For many people, putting the description "boring" in front of "municipal bonds" is repetitive. But disagreeing is one of the country's most influential fixed-income managers, who is enthusiastic about a municipal bond market that she says is more exciting than any she has seen in her 23-year career.
"This market is more than interesting. It's unprecedented," says 49-year-old Christine Thompson, who oversees six tax-exempt funds and $20 billion in assets for Fidelity. "Values relative to other asset classes are at levels we have never seen. It's a great opportunity to enter the municipal market and to benefit from attractive relative returns as market conditions stabilize."
Across the maturity spectrum, municipal bond yields are equaling, and often exceeding, the yields on taxable securities. Driven by credit problems and technical pressures, two-year triple-A municipal securities yields stood at an unheard of 180% of comparable Treasury securities in early March. Longer-term bonds with maturities in the 20- to 30-year range, which rarely match the yields of comparable Treasuries, were yielding 20% more. Among Fidelity's stable of funds, the recent 5.98% taxable equivalent yield of Fidelity Municipal Income Fund for someone in the highest federal tax bracket beat the 4.87% taxable yield of the Fidelity Investment Grade Bond Fund and the 5.78% yield of the Fidelity Strategic Income Fund, which contains a significant below-investment-grade and emerging-market component.
High relative yields aside, a series of hedge fund and bond insurer-related issues are still clouding the market, and municipal indexes have lagged most taxable bond indexes by a considerable margin over the last year. But with so much value out there, Thompson believes that underperformance relative to taxable securities should reverse, and that tax-exempt securities "are poised to outperform taxable fixed-income by a wide margin" over the next year.
What has driven muni prices down, and their yields up, is a confluence of events behind a flood of selling and a crisis of confidence among investors. Late last year and early this year, hedge funds such as 1861 Capital Management, Duration Capital Management, Blue River Asset Management and others began selling their municipal holdings as munis cheapened in comparison with Treasuries and their hedges unraveled. Although retail investors historically have favored municipal bonds, hedge funds and foreign investors have become more active participants in recent years.

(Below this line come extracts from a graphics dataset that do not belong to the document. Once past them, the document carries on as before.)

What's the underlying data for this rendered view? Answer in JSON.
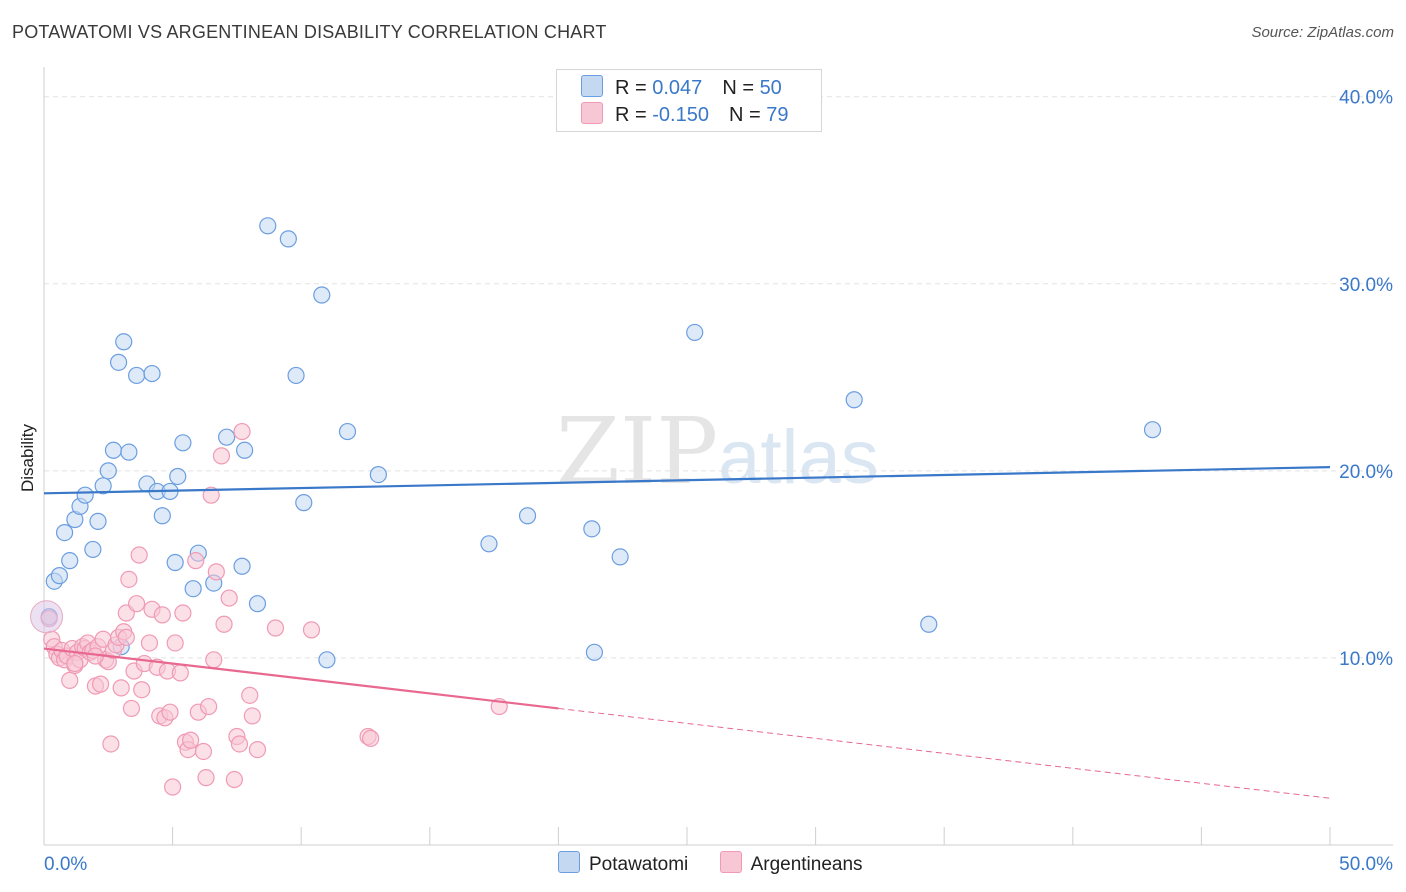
{
  "title": "POTAWATOMI VS ARGENTINEAN DISABILITY CORRELATION CHART",
  "source": "Source: ZipAtlas.com",
  "watermark": {
    "zip": "ZIP",
    "atlas": "atlas"
  },
  "colors": {
    "blue": "#3a78c9",
    "blue_fill": "#c4d8f2",
    "blue_stroke": "#6b9ee0",
    "pink": "#e8688f",
    "pink_fill": "#f7c7d6",
    "pink_stroke": "#f09ab5",
    "grid": "#e2e2e2",
    "axis": "#cfcfcf"
  },
  "legend_top": {
    "rows": [
      {
        "r_label": "R = ",
        "r_value": "0.047",
        "n_label": "N = ",
        "n_value": "50"
      },
      {
        "r_label": "R = ",
        "r_value": "-0.150",
        "n_label": "N = ",
        "n_value": "79"
      }
    ]
  },
  "legend_bottom": {
    "potawatomi": "Potawatomi",
    "argentineans": "Argentineans"
  },
  "chart_data": {
    "type": "scatter",
    "title": "POTAWATOMI VS ARGENTINEAN DISABILITY CORRELATION CHART",
    "xlabel": "",
    "ylabel": "Disability",
    "xlim": [
      0,
      50
    ],
    "ylim": [
      0,
      41
    ],
    "x_tick_labels": [
      {
        "value": 0,
        "label": "0.0%"
      },
      {
        "value": 50,
        "label": "50.0%"
      }
    ],
    "y_tick_labels": [
      {
        "value": 10,
        "label": "10.0%"
      },
      {
        "value": 20,
        "label": "20.0%"
      },
      {
        "value": 30,
        "label": "30.0%"
      },
      {
        "value": 40,
        "label": "40.0%"
      }
    ],
    "series": [
      {
        "name": "Potawatomi",
        "R": 0.047,
        "N": 50,
        "trend": {
          "x0": 0,
          "y0": 18.8,
          "x1": 50,
          "y1": 20.2,
          "dashed_from": null
        },
        "points": [
          [
            0.2,
            12.2
          ],
          [
            0.4,
            14.1
          ],
          [
            0.6,
            14.4
          ],
          [
            0.8,
            16.7
          ],
          [
            1.0,
            15.2
          ],
          [
            1.2,
            17.4
          ],
          [
            1.4,
            18.1
          ],
          [
            1.6,
            18.7
          ],
          [
            1.9,
            15.8
          ],
          [
            2.1,
            17.3
          ],
          [
            2.3,
            19.2
          ],
          [
            2.5,
            20.0
          ],
          [
            2.7,
            21.1
          ],
          [
            2.9,
            25.8
          ],
          [
            3.1,
            26.9
          ],
          [
            3.3,
            21.0
          ],
          [
            3.6,
            25.1
          ],
          [
            4.0,
            19.3
          ],
          [
            4.2,
            25.2
          ],
          [
            4.4,
            18.9
          ],
          [
            4.6,
            17.6
          ],
          [
            4.9,
            18.9
          ],
          [
            5.2,
            19.7
          ],
          [
            5.4,
            21.5
          ],
          [
            5.1,
            15.1
          ],
          [
            5.8,
            13.7
          ],
          [
            6.0,
            15.6
          ],
          [
            6.6,
            14.0
          ],
          [
            7.1,
            21.8
          ],
          [
            7.8,
            21.1
          ],
          [
            7.7,
            14.9
          ],
          [
            8.3,
            12.9
          ],
          [
            8.7,
            33.1
          ],
          [
            9.5,
            32.4
          ],
          [
            9.8,
            25.1
          ],
          [
            10.1,
            18.3
          ],
          [
            10.8,
            29.4
          ],
          [
            11.0,
            9.9
          ],
          [
            11.8,
            22.1
          ],
          [
            13.0,
            19.8
          ],
          [
            17.3,
            16.1
          ],
          [
            18.8,
            17.6
          ],
          [
            21.3,
            16.9
          ],
          [
            21.4,
            10.3
          ],
          [
            22.4,
            15.4
          ],
          [
            25.3,
            27.4
          ],
          [
            31.5,
            23.8
          ],
          [
            34.4,
            11.8
          ],
          [
            3.0,
            10.6
          ],
          [
            43.1,
            22.2
          ]
        ]
      },
      {
        "name": "Argentineans",
        "R": -0.15,
        "N": 79,
        "trend": {
          "x0": 0,
          "y0": 10.5,
          "x1": 50,
          "y1": 2.5,
          "dashed_from": 20
        },
        "points": [
          [
            0.2,
            12.1
          ],
          [
            0.3,
            11.0
          ],
          [
            0.4,
            10.6
          ],
          [
            0.5,
            10.2
          ],
          [
            0.6,
            10.0
          ],
          [
            0.7,
            10.4
          ],
          [
            0.8,
            9.9
          ],
          [
            0.9,
            10.1
          ],
          [
            1.0,
            8.8
          ],
          [
            1.1,
            10.5
          ],
          [
            1.2,
            9.6
          ],
          [
            1.3,
            10.3
          ],
          [
            1.4,
            9.9
          ],
          [
            1.5,
            10.6
          ],
          [
            1.6,
            10.5
          ],
          [
            1.7,
            10.8
          ],
          [
            1.8,
            10.3
          ],
          [
            1.9,
            10.4
          ],
          [
            2.0,
            8.5
          ],
          [
            2.1,
            10.6
          ],
          [
            2.2,
            8.6
          ],
          [
            2.3,
            11.0
          ],
          [
            2.4,
            9.9
          ],
          [
            2.5,
            9.8
          ],
          [
            2.6,
            5.4
          ],
          [
            2.7,
            10.4
          ],
          [
            2.8,
            10.7
          ],
          [
            2.9,
            11.1
          ],
          [
            3.0,
            8.4
          ],
          [
            3.1,
            11.4
          ],
          [
            3.2,
            12.4
          ],
          [
            3.3,
            14.2
          ],
          [
            3.4,
            7.3
          ],
          [
            3.5,
            9.3
          ],
          [
            3.6,
            12.9
          ],
          [
            3.7,
            15.5
          ],
          [
            3.8,
            8.3
          ],
          [
            3.9,
            9.7
          ],
          [
            4.1,
            10.8
          ],
          [
            4.2,
            12.6
          ],
          [
            4.4,
            9.5
          ],
          [
            4.5,
            6.9
          ],
          [
            4.6,
            12.3
          ],
          [
            4.7,
            6.8
          ],
          [
            4.8,
            9.3
          ],
          [
            4.9,
            7.1
          ],
          [
            5.0,
            3.1
          ],
          [
            5.1,
            10.8
          ],
          [
            5.3,
            9.2
          ],
          [
            5.4,
            12.4
          ],
          [
            5.5,
            5.5
          ],
          [
            5.6,
            5.1
          ],
          [
            5.7,
            5.6
          ],
          [
            5.9,
            15.2
          ],
          [
            6.0,
            7.1
          ],
          [
            6.2,
            5.0
          ],
          [
            6.3,
            3.6
          ],
          [
            6.4,
            7.4
          ],
          [
            6.5,
            18.7
          ],
          [
            6.6,
            9.9
          ],
          [
            6.7,
            14.6
          ],
          [
            6.9,
            20.8
          ],
          [
            7.0,
            11.8
          ],
          [
            7.2,
            13.2
          ],
          [
            7.4,
            3.5
          ],
          [
            7.5,
            5.8
          ],
          [
            7.6,
            5.4
          ],
          [
            7.7,
            22.1
          ],
          [
            8.0,
            8.0
          ],
          [
            8.1,
            6.9
          ],
          [
            8.3,
            5.1
          ],
          [
            9.0,
            11.6
          ],
          [
            10.4,
            11.5
          ],
          [
            12.6,
            5.8
          ],
          [
            12.7,
            5.7
          ],
          [
            17.7,
            7.4
          ],
          [
            1.2,
            9.7
          ],
          [
            2.0,
            10.1
          ],
          [
            3.2,
            11.1
          ]
        ]
      }
    ]
  }
}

As the hedge funds flooded the market, bond-rating agencies put several bond insurers with excessive subprime mortgage exposure on credit "watch lists," a harbinger that their triple-A ratings-the same treasured rating status conferred on the bonds they insure-are teetering dangerously close to a downgrade. Because these insurers have backed about half of all bonds sold in recent years, the impact reverberated in virtually every corner of the muni market. As investors began trading the bonds based on their underlying credit ratings rather than their insurance carrier's financial strength, prices on many insured bonds fell in value and yields rose.
Although Thompson believes municipals have been driven down to very attractive valuations relative to taxables, her short-term outlook remains guarded. "You can't say the problems with the bond insurers are over unless you can predict what the housing market will do. The initial shock is over, but several insurers remain on negative credit watch. Technical pressures will work out, but it may take some time. The problems in the market have not yet been played out."
The strength of state and local governments also comes into focus as states such as California struggle with the uncertainty of falling housing prices and growing budget deficits. According to the Center on Budget & Policy Priorities, 50% of states are facing budget deficits and revenue shortfalls. Although defaults on general obligation bonds are extremely rare, a credit downgrade could affect the value of bonds backed by softening tax revenues. In light of economic uncertainty Thompson is drawn to water and sewer bonds, whose debt is paid from private receipts for an essential service rather than more cyclical tax revenues. Higher education bonds also get the nod because of demographic trends that point to increasing enrollments, as do bonds of states such as Illinois and Texas that have no or low state income taxes. The latter bonds generally offer better values than bonds from states where high state income taxes lead to strong in-state demand and higher valuations for bonds issued there.
As technical and credit factors continue to permeate the market, the economic environment remains vulnerable. "We are in a cascading credit contraction that may be difficult to remedy and I am concerned about the financial industry's ability to deal with credit issues, and the Fed only controls one key interest rate so there are limits on what it can do," she says.
Thompson believes that although many financial advisors buy individual bonds, today's complex market makes a low-cost mutual fund a better alternative for most of them. "A bond is a contract with about 500 pages of documentation behind it. Even if it is insured, recent events illustrate that you need to know something about the underlying issuer, and most people do not have the time nor expertise to really evaluate all that."
For 44 basis points a year-significantly less than the 109 basis points charged by the average municipal bond fund-shareholders get a relative bargain and broad market exposure in the Fidelity Municipal Income Fund. "Such low expenses are what we'd expect in an index fund, but investors buying in here actually get access to an actively managed portfolio from one of the best muni teams in the business," notes Morningstar analyst Andrew Gunter in a recent report. "All things considered ... especially the depth of its investment team and its low expenses-we think this fund's future is as bright as its past."